Let’s consider a different scenario. Let’s assume that late one afternoon, about two weeks prior to June expiration, OEX is trading at 500. That’s not good because there’s a high probability that both options will be in the money when expiration arrives, forcing you to take the maximum loss.
But there’s hope! About two minutes after the stock market closes for trading (index options continue trading for another 15 minutes), the U.S. Federal Reserve unexpectedly announces an interest rate cut of 50 basis points (0.5%).
The announcement takes everyone by surprise. Stocks have stopped trading for the day on the NYSE, but after-hours trading is taking place and stock prices are higher. Stock index futures soar, indicating that the market is expected to open much higher tomorrow.
The OEX calls increase in price as everyone wants to buy. Similarly, puts are offered at lower prices. The bid/ask prices for the options change, but the OEX has an official closing price of $540. The index price ignores after-hours trading.
The OEX Jun 540 puts (your short option) was $40 before the news, but now the bid has dropped to $28. No one will sell that option at that price.
Why? Anyone who owns the put can exercise it and receive the option’s intrinsic value (strike price minus OEX price), or $40.
When you get home from work and hear the news about interest rates, you are elated. What a lucky break for you! If the rally continues and OEX moves above 540, you will earn a profit from this position.
You eagerly open your computer the following morning. Sure enough, the DJIA futures are 250 points higher. But, when you look at your online brokerage account you notice something unusual. Your OEX position shows that you are long 10 Jun OEX 530 puts, but there is no position in the Jun 540 puts. You don’t understand and immediately call your broker.
The customer service rep tells you to look at your transactions for yesterday. You know you didn’t make any trades, but there it is–right in front of you: You bought 10 Jun OEX 540 puts @ $40.
You carefully explain that there must be some mistake because you didn’t make the trade. That’s when the rep tells you that you were assigned an exercise notice that obligated you to repurchase those options at last night’s intrinsic value. With the OEX closing price of 500, you must pay $40 for each option. The customer service rep tells you they’re sorry but nothing can be done, and asks why you failed to exercise your Jun 530 puts when the news was released. But perhaps you didn’t know you could do that.

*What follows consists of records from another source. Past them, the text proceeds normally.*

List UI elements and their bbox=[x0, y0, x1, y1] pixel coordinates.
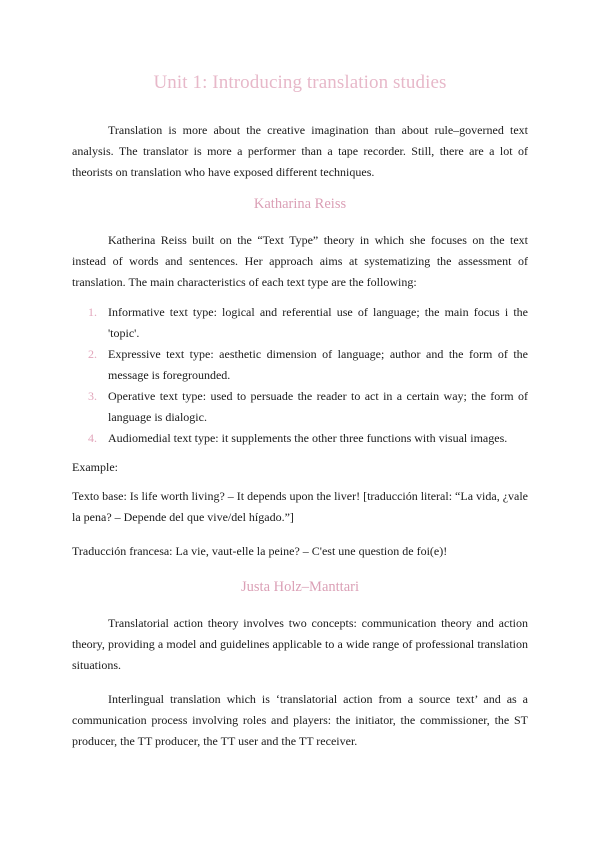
list-item-text: Audiomedial text type: it supplements the other three functions with visual images. bbox=[108, 431, 508, 445]
section-heading-reiss: Katharina Reiss bbox=[253, 196, 347, 212]
list-item bbox=[72, 302, 528, 344]
intro-paragraph: Translation is more about the creative imagination than about rule–governed text analysis. The translator is more a performer than a tape recorder. Still, there are a lot of theorists on translation who have exposed different techniques. bbox=[72, 123, 528, 179]
list-item-text: Operative text type: used to persuade the reader to act in a certain way; the form of language is dialogic. bbox=[108, 389, 528, 424]
list-item-number: 4. bbox=[88, 431, 97, 445]
example-label: Example: bbox=[72, 460, 118, 474]
list-item bbox=[72, 386, 528, 428]
example-french-translation: Traducción francesa: La vie, vaut-elle la peine? – C'est une question de foi(e)! bbox=[72, 544, 448, 558]
list-item bbox=[72, 428, 528, 449]
list-item-number: 1. bbox=[88, 305, 97, 319]
list-item-number: 3. bbox=[88, 389, 97, 403]
page-title: Unit 1: Introducing translation studies bbox=[153, 72, 447, 93]
list-item bbox=[72, 344, 528, 386]
section-holz-manttari bbox=[72, 579, 528, 752]
reiss-paragraph: Katherina Reiss built on the “Text Type” theory in which she focuses on the text instead of words and sentences. Her approach aims at systematizing the assessment of translation. The main characteristics of each text type are the following: bbox=[72, 233, 528, 289]
list-item-text: Expressive text type: aesthetic dimension of language; author and the form of the message is foregrounded. bbox=[108, 347, 528, 382]
text-type-list bbox=[72, 302, 528, 449]
example-source-text: Texto base: Is life worth living? – It depends upon the liver! [traducción literal: “La vida, ¿vale la pena? – Depende del que vive/del hígado.”] bbox=[72, 489, 528, 524]
section-heading-holz-manttari: Justa Holz–Manttari bbox=[241, 579, 359, 595]
list-item-number: 2. bbox=[88, 347, 97, 361]
holz-paragraph-2: Interlingual translation which is ‘translatorial action from a source text’ and as a communication process involving roles and players: the initiator, the commissioner, the ST producer, the TT producer, the TT user and the TT receiver. bbox=[72, 692, 528, 748]
list-item-text: Informative text type: logical and referential use of language; the main focus i the 'topic'. bbox=[108, 305, 528, 340]
holz-paragraph-1: Translatorial action theory involves two concepts: communication theory and action theory, providing a model and guidelines applicable to a wide range of professional translation situations. bbox=[72, 616, 528, 672]
section-reiss bbox=[72, 196, 528, 562]
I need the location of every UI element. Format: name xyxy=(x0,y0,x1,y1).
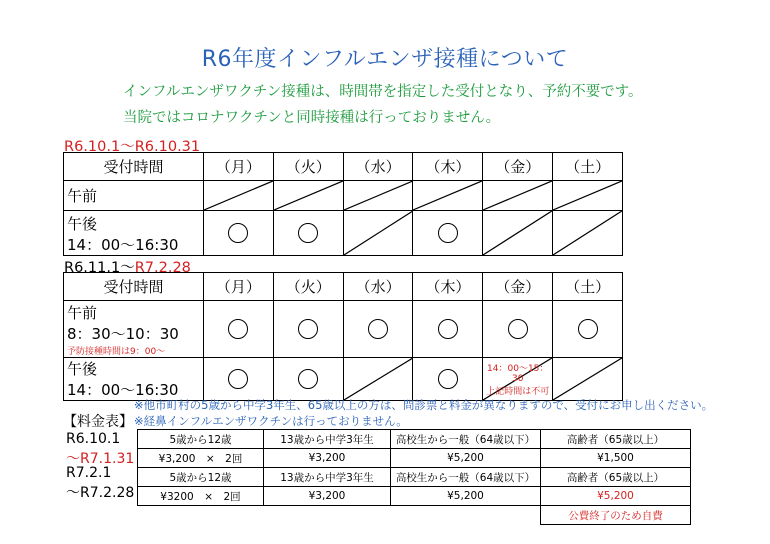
s2-pm-thu xyxy=(413,358,483,401)
pm-time-2: 14：00～16:30 xyxy=(67,381,179,399)
closed-slash-icon xyxy=(344,181,413,210)
pm-row-label-2 xyxy=(64,358,204,401)
s2-am-mon xyxy=(204,301,274,358)
fee-r2-2: ¥5,200 xyxy=(391,487,541,506)
open-circle-icon xyxy=(438,369,458,389)
day-thu: （木） xyxy=(413,153,483,181)
open-circle-icon xyxy=(298,319,318,339)
s2-pm-fri xyxy=(483,358,553,401)
fee-period-1-end: ～R7.1.31 xyxy=(66,451,135,467)
day-fri: （金） xyxy=(483,153,553,181)
s1-pm-tue xyxy=(273,211,343,256)
s1-pm-sat xyxy=(553,211,623,256)
closed-slash-icon xyxy=(204,181,273,210)
lead-line-2: 当院ではコロナワクチンと同時接種は行っておりません。 xyxy=(123,110,501,126)
fee-note-1: ※他市町村の5歳から中学3年生、65歳以上の方は、問診票と料金が異なりますので、受付にお申し出ください。 xyxy=(134,398,714,412)
period-1-start: R6.10.1 xyxy=(64,139,121,155)
open-circle-icon xyxy=(508,319,528,339)
fee-period-1-start: R6.10.1 xyxy=(66,431,121,447)
fee-r1-1: ¥3,200 xyxy=(264,449,391,468)
pm-row-label xyxy=(64,211,204,256)
day-mon: （月） xyxy=(204,153,274,181)
closed-slash-icon xyxy=(553,358,622,400)
fee-h1-3: 高齢者（65歳以上） xyxy=(541,430,691,449)
fee-r1-3: ¥1,500 xyxy=(541,449,691,468)
fee-empty-1 xyxy=(264,506,391,525)
fee-empty-2 xyxy=(391,506,541,525)
fee-h2-2: 高校生から一般（64歳以下） xyxy=(391,468,541,487)
s2-am-thu xyxy=(413,301,483,358)
reception-header: 受付時間 xyxy=(64,153,204,181)
fee-h2-1: 13歳から中学3年生 xyxy=(264,468,391,487)
s2-pm-mon xyxy=(204,358,274,401)
am-label-2: 午前 xyxy=(67,304,98,322)
am-label: 午前 xyxy=(67,187,98,205)
s1-pm-wed xyxy=(343,211,413,256)
fee-table xyxy=(137,429,691,525)
closed-slash-icon xyxy=(344,211,413,255)
period-2-sep: ～ xyxy=(120,260,135,276)
fee-r2-1: ¥3,200 xyxy=(264,487,391,506)
day-sat-2: （土） xyxy=(553,273,623,301)
s2-am-wed xyxy=(343,301,413,358)
closed-slash-icon xyxy=(274,181,343,210)
pm-label: 午後 xyxy=(67,215,98,233)
s1-am-sat xyxy=(553,181,623,211)
fee-h1-0: 5歳から12歳 xyxy=(138,430,264,449)
s2-am-fri xyxy=(483,301,553,358)
fee-r1-2: ¥5,200 xyxy=(391,449,541,468)
fee-period-2-start: R7.2.1 xyxy=(66,465,112,481)
open-circle-icon xyxy=(298,223,318,243)
period-2-end: R7.2.28 xyxy=(134,260,191,276)
closed-slash-icon xyxy=(413,181,482,210)
period-1-end: R6.10.31 xyxy=(134,139,201,155)
open-circle-icon xyxy=(228,319,248,339)
day-wed-2: （水） xyxy=(343,273,413,301)
fee-h2-0: 5歳から12歳 xyxy=(138,468,264,487)
fee-h1-2: 高校生から一般（64歳以下） xyxy=(391,430,541,449)
s2-pm-wed xyxy=(343,358,413,401)
am-row-label xyxy=(64,181,204,211)
lead-line-1: インフルエンザワクチン接種は、時間帯を指定した受付となり、予約不要です。 xyxy=(123,84,643,100)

Your spread is gone. All you have left is 10 Jun OEX 530 puts. When the market opens and OEX is 515. There’s no reason to gamble by holding the puts, so you unhappily sell the OEX Jun 530 puts, collecting $15 for each. You thought your maximum loss for the trade was $750 per spread, but you paid $25 to close the spread (pay 40, sell at 15) and thus lost $2,250 per spread ($2,500 to close the position minus the amount you collected for the spread at the beginning, which in this case was $250 per spread), or $22,500 when you account for the entire position of ten contracts. Ouch!
It’s too late to do anything in the imaginary scenario above, but now that you understand the problem, there are two good alternatives:
Don’t sell OEX options.
Trade one of the other indexes that are cash-settled, European style.
In these cases, you cannot be assigned an exercise notice prior to expiration and this unhappy event won’t ever happen to you.